The Mount St. Mary's Mountaineers athletic teams represent Mount St. Mary's University in Emmitsburg, Maryland. "The Mount" competes in National Collegiate Athletic Association (NCAA) Division I athletics as a member of the Metro Atlantic Athletic Conference (MAAC).

The Mount sponsors 22 intercollegiate sports.
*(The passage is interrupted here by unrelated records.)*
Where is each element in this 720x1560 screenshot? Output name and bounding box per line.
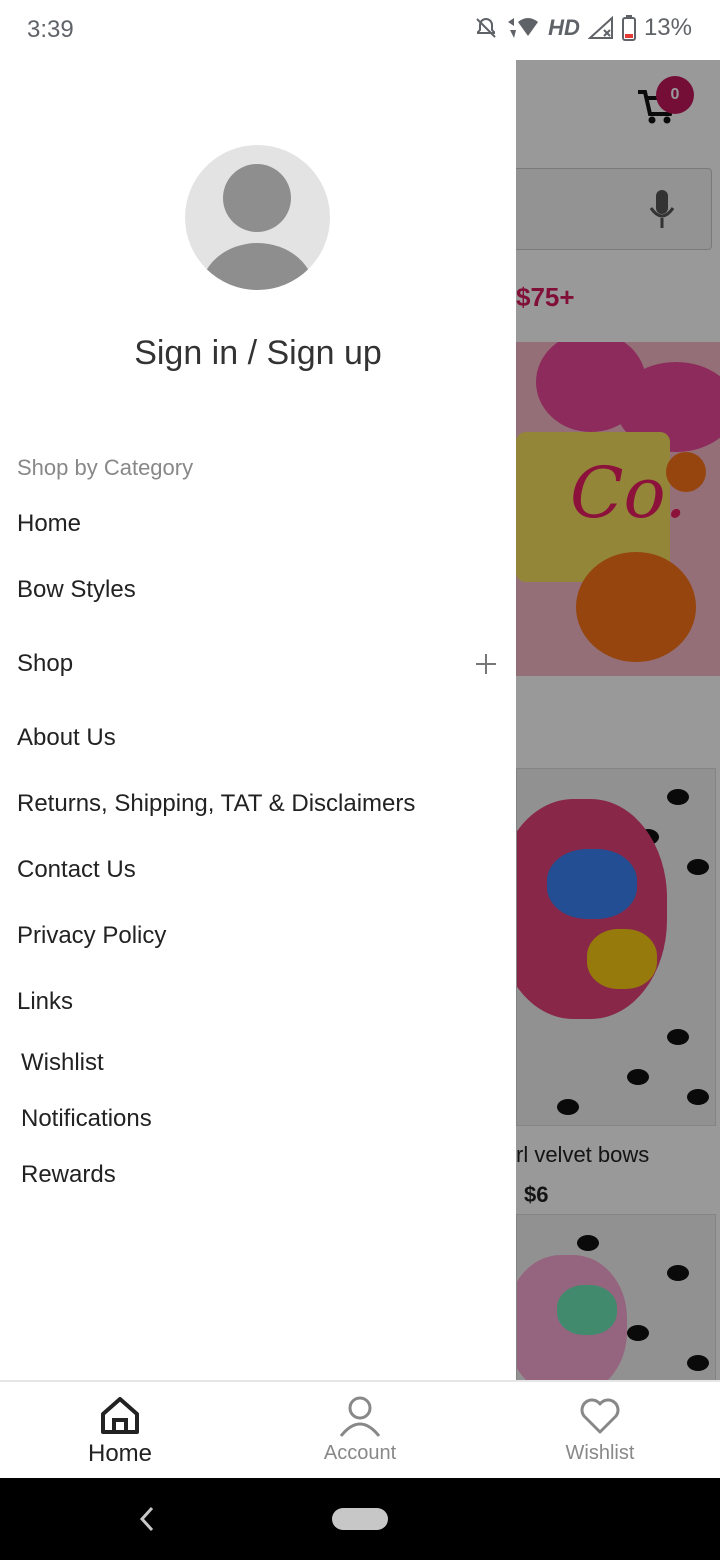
menu-item-rewards[interactable]: Rewards: [21, 1161, 116, 1189]
menu-item-privacy-policy[interactable]: Privacy Policy: [17, 922, 166, 950]
battery-icon: [621, 15, 636, 41]
menu-item-notifications[interactable]: Notifications: [21, 1105, 152, 1133]
signin-link[interactable]: Sign in / Sign up: [0, 334, 516, 373]
signal-icon: [587, 16, 613, 39]
menu-item-shop[interactable]: Shop: [17, 650, 73, 678]
nav-home[interactable]: Home: [0, 1382, 240, 1480]
back-icon[interactable]: [136, 1504, 158, 1534]
nav-wishlist[interactable]: Wishlist: [480, 1382, 720, 1480]
status-icons: HD 13%: [474, 14, 692, 42]
system-nav-bar: [0, 1478, 720, 1560]
nav-wishlist-label: Wishlist: [565, 1442, 635, 1464]
plus-icon[interactable]: [474, 652, 498, 676]
wifi-icon: [508, 18, 539, 38]
bell-off-icon: [476, 17, 496, 38]
network-label: HD: [548, 15, 580, 40]
home-pill[interactable]: [332, 1508, 388, 1530]
home-icon: [101, 1397, 139, 1434]
menu-item-home[interactable]: Home: [17, 510, 81, 538]
bottom-nav: Home Account Wishlist: [0, 1380, 720, 1478]
status-time: 3:39: [27, 16, 74, 43]
nav-account[interactable]: Account: [240, 1382, 480, 1480]
nav-home-label: Home: [87, 1440, 153, 1467]
menu-item-links[interactable]: Links: [17, 988, 73, 1016]
status-bar: 3:39 HD 13%: [0, 0, 720, 60]
menu-item-wishlist[interactable]: Wishlist: [21, 1049, 104, 1077]
menu-item-about-us[interactable]: About Us: [17, 724, 116, 752]
person-icon: [339, 1396, 381, 1437]
section-label: Shop by Category: [17, 455, 194, 480]
navigation-drawer: Sign in / Sign up Shop by Category Home …: [0, 60, 516, 1380]
menu-item-bow-styles[interactable]: Bow Styles: [17, 576, 136, 604]
nav-account-label: Account: [323, 1442, 397, 1464]
menu-item-returns[interactable]: Returns, Shipping, TAT & Disclaimers: [17, 790, 415, 818]
avatar-icon[interactable]: [185, 145, 330, 290]
heart-icon: [580, 1398, 620, 1434]
menu-item-contact-us[interactable]: Contact Us: [17, 856, 136, 884]
battery-percent: 13%: [643, 14, 692, 41]
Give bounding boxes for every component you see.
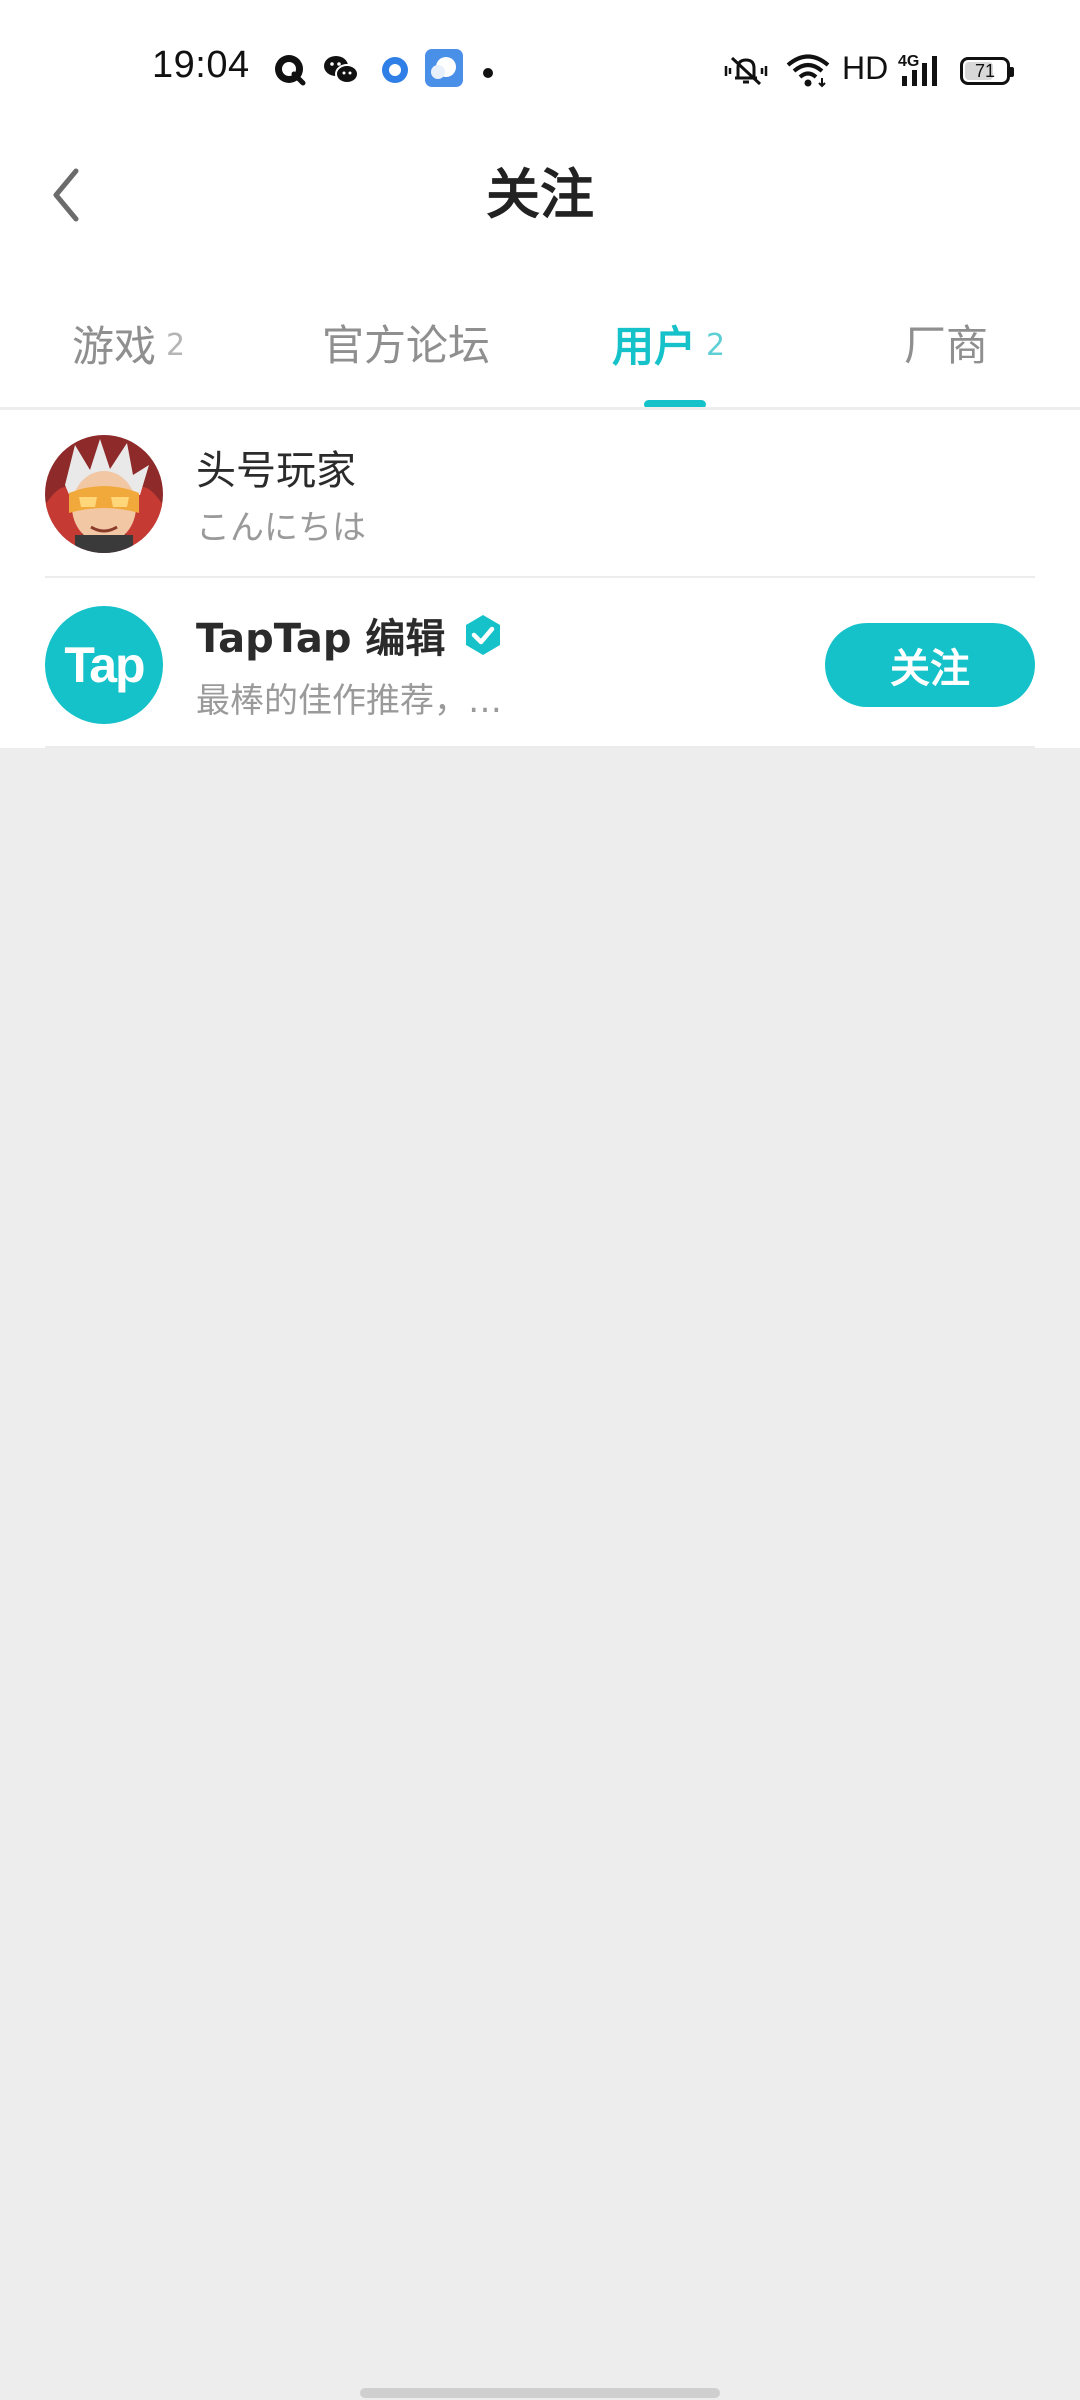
list-item[interactable]: 头号玩家 こんにちは — [0, 410, 1080, 578]
qq-icon — [272, 52, 308, 92]
page-title: 关注 — [486, 163, 594, 226]
follow-button[interactable]: 关注 — [825, 623, 1035, 707]
user-name[interactable]: TapTap 编辑 — [196, 606, 505, 664]
tab-label: 游戏 — [72, 322, 157, 371]
blue-circle-app-icon — [378, 52, 412, 92]
tab-label: 用户 — [612, 322, 697, 371]
tab-label: 官方论坛 — [322, 321, 491, 370]
more-dot-icon — [482, 64, 494, 83]
user-bio: こんにちは — [196, 508, 366, 548]
tab-label: 厂商 — [904, 321, 989, 370]
user-name-text: TapTap 编辑 — [196, 616, 446, 662]
tab-games[interactable]: 游戏 2 — [72, 316, 185, 376]
avatar[interactable] — [45, 435, 163, 553]
status-bar: 19:04 HD 4G 71 — [0, 0, 1080, 140]
taptap-logo-text: Tap — [64, 637, 145, 693]
user-name[interactable]: 头号玩家 — [196, 438, 356, 496]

Men's sports include baseball, basketball, cross country, golf, lacrosse, soccer, swimming & diving, tennis, track & field and water polo; while women's sports include soccer basketball, bowling, cross country, golf, lacrosse, rugby,  softball, swimming & diving, tennis, track & field and water polo.

Athletic divisions and conferences

Teams

Men's basketball 

Mount men's basketball won the 1962 NCAA Men's Division II Basketball Tournament by defeating the Sacramento State Hornets 58–57 and earned their first NCAA Division I men's basketball tournament win against the Coppin State Eagles in 2008.

Men's lacrosse 

The Mountaineers earned regular season conference titles in 1999, 2001, 2010, 2011, and 2019, won conference tournament championships in 2001, 2003, 2010, and 2011, and faced the University of Virginia in their 2003 and 2010 NCAA Division I men's lacrosse tournament appearances.

Men's soccer 

The Mount sponsored men's soccer from 1953 to 2012, participating in the NEC from 1988 to 2012. The sport was discontinued following the 2012 season for financial reasons but resumed in 2018.

Women's soccer

Facilities 
Sports facilities include E.T. Straw Family Stadium, Knott Arena, Morgan Track, Waldron Family Stadium, Our Lady of the Meadows Field, a swimming pool, and tennis courts.